US-102 – User Story Workshop
Agile User Stores is a one-day workshop to introduce User Stories as a technique for understanding product requirements and how to leverage User Stories for Agile product development. We will work with several techniques for identifying and capturing User Stories to build a shared understanding of the needs of the users and the features of our product.
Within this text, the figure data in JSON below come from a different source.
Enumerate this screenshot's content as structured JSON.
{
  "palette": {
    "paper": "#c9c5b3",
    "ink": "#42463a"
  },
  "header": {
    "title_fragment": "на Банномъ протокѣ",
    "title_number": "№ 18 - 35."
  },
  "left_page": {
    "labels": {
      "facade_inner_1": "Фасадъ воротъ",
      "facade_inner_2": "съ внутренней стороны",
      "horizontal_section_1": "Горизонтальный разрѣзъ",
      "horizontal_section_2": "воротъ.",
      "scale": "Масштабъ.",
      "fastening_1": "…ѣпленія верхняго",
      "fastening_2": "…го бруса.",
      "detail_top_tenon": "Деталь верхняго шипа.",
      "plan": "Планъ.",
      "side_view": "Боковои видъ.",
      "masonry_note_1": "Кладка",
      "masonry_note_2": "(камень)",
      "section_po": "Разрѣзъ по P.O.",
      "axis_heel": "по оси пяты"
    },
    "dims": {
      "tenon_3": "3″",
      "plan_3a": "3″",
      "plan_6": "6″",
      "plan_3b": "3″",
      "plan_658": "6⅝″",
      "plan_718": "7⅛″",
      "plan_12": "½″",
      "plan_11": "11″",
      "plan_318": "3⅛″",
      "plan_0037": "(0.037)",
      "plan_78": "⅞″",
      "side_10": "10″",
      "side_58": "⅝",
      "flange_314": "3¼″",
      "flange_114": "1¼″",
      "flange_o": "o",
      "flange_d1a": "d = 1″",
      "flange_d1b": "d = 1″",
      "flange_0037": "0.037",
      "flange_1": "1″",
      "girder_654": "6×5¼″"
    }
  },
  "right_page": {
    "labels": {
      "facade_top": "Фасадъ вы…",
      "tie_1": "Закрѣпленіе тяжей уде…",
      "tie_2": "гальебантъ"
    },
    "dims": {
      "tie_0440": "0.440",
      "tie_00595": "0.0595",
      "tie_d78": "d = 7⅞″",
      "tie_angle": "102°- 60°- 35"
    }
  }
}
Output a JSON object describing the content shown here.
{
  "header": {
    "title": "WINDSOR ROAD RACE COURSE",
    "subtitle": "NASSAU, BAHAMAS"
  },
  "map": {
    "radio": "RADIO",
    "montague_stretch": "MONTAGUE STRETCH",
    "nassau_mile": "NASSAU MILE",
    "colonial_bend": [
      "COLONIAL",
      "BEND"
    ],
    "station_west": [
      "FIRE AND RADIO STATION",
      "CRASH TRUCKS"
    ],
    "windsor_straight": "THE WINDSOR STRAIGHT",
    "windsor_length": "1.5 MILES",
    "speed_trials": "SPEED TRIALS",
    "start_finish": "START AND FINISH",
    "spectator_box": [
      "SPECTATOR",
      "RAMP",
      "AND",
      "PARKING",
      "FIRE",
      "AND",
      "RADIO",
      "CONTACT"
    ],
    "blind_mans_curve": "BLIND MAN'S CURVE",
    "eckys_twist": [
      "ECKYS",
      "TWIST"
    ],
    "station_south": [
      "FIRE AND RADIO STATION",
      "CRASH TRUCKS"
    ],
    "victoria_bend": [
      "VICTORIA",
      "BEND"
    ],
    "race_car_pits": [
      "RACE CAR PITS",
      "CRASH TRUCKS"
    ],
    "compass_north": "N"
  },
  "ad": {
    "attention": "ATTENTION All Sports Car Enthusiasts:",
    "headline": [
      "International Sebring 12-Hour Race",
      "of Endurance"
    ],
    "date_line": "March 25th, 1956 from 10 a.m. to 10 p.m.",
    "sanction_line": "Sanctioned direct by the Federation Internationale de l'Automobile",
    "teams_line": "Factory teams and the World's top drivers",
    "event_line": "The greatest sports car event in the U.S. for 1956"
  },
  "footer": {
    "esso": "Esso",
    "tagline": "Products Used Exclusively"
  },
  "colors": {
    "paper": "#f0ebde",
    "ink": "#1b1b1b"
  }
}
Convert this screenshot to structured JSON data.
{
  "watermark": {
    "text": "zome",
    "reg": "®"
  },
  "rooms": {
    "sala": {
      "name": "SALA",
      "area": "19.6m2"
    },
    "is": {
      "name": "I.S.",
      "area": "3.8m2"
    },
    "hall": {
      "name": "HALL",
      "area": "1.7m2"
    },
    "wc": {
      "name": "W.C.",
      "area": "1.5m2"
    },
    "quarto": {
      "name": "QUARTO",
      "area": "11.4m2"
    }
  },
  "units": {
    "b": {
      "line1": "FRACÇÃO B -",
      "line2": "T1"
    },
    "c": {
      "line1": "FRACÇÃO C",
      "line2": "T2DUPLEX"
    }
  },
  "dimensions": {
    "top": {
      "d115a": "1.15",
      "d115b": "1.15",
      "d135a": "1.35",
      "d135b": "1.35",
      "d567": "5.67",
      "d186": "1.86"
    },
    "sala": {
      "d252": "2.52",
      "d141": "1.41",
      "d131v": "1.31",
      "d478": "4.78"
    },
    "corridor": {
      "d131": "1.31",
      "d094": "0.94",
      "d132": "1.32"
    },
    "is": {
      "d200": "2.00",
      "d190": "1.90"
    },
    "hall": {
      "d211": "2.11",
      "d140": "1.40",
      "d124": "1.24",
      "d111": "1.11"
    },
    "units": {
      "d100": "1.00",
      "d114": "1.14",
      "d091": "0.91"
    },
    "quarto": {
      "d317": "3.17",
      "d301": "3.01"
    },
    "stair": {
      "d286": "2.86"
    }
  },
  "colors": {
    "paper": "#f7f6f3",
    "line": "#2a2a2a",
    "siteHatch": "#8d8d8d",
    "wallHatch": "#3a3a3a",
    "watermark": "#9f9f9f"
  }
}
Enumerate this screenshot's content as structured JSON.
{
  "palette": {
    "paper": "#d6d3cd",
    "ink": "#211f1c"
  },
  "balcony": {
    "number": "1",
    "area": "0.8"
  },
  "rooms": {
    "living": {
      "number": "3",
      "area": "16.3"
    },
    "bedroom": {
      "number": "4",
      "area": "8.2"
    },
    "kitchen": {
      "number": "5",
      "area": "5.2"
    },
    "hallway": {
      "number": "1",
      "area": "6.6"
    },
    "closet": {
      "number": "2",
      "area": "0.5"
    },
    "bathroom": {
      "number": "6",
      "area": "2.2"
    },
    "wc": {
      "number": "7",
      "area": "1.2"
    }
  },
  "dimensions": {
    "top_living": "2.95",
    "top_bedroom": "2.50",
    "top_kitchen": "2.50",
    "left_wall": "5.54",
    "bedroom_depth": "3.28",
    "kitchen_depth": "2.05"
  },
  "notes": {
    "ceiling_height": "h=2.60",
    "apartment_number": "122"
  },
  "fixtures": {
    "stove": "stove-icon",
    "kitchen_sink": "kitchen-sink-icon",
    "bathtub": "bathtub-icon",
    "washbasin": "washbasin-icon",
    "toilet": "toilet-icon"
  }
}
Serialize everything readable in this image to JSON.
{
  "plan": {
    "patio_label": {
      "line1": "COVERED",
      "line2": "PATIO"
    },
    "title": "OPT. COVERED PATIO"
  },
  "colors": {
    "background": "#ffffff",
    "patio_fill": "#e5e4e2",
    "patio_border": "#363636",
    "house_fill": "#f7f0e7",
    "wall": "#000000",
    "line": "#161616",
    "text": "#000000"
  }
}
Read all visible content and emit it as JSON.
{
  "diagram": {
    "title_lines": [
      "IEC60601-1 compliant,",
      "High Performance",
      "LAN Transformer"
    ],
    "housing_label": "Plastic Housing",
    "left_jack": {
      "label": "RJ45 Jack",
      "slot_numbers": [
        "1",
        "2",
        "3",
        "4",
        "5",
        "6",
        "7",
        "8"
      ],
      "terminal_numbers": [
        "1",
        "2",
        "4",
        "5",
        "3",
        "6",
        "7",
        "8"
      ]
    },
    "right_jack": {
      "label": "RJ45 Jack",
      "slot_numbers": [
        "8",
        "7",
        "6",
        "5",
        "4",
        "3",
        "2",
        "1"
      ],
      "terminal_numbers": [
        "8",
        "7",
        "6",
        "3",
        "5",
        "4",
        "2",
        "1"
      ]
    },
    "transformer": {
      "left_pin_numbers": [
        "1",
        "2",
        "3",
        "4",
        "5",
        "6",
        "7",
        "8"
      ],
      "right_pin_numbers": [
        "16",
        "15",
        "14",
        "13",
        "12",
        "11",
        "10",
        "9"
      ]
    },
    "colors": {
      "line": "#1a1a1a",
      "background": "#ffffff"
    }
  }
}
This course provides hands-on experience capturing (writing) User Stories, User Story mapping, defining Acceptance Criteria, and understanding the lifecycle of a Story in an Agile product development framework.
Product Owners, Analysts, Product Managers, and Product Stakeholders who are starting on the first agile project or who have some experience on an Agile project and would like to expand their knowledge and confidence with User Stories to guide product development.
- Understand the practices, principles, and values articulated in the Agile Manifesto.
- Build skills in identifying and capturing stories and building a product backlog.
- Gain experience writing “good” user stories and gain a deep understanding of the purpose and use of user stories throughout the product development lifecycle.
- Learn how to create a story map to identify and capture product requirements.
- Learn strategies for organizing and prioritizing the product backlog.
Course Topics & Outline
- Historical perspective on software product requirements – how did we get here?
- Introduction to agile concepts
- Introduction to the Scrum Framework and Product Backlog
- Effectively communicating product ideas and requirements
- From vision to capabilities
- The life cycle of a story – with just enough and just in-time product definition
- The user story format
- Types of users & Personas
- Telling (and writing) good stories
- Story Writing Workshops
- Creating a User Story Map
- Acceptance Criteria
- Guided Exercise: Capturing User Stories
- Definition of Done
- Definition of Ready
- Structure and Management of the Product Backlog
- Breaking stories apart – right-sizing stories with perspectives and patterns
- Addressing non-functional requirements with stories
- Backlog Prioritization and Organization
- Simulation: Building a product backlog – user story mapping, user story capture, backlog creation and organization for our simulated product.
During the simulation, participants will form into product discovery teams and use story mapping, product analysis and story capture, and workflow process mapping to identify and capture initial user stories. The teams will then organize the stories into an ordered product backlog, progressively elaborate the stories – looking at patterns for decomposing large stories into right sized stories, and refine the highest priority stories to a point where they have a shared understanding of the story and it meets the definition of ready.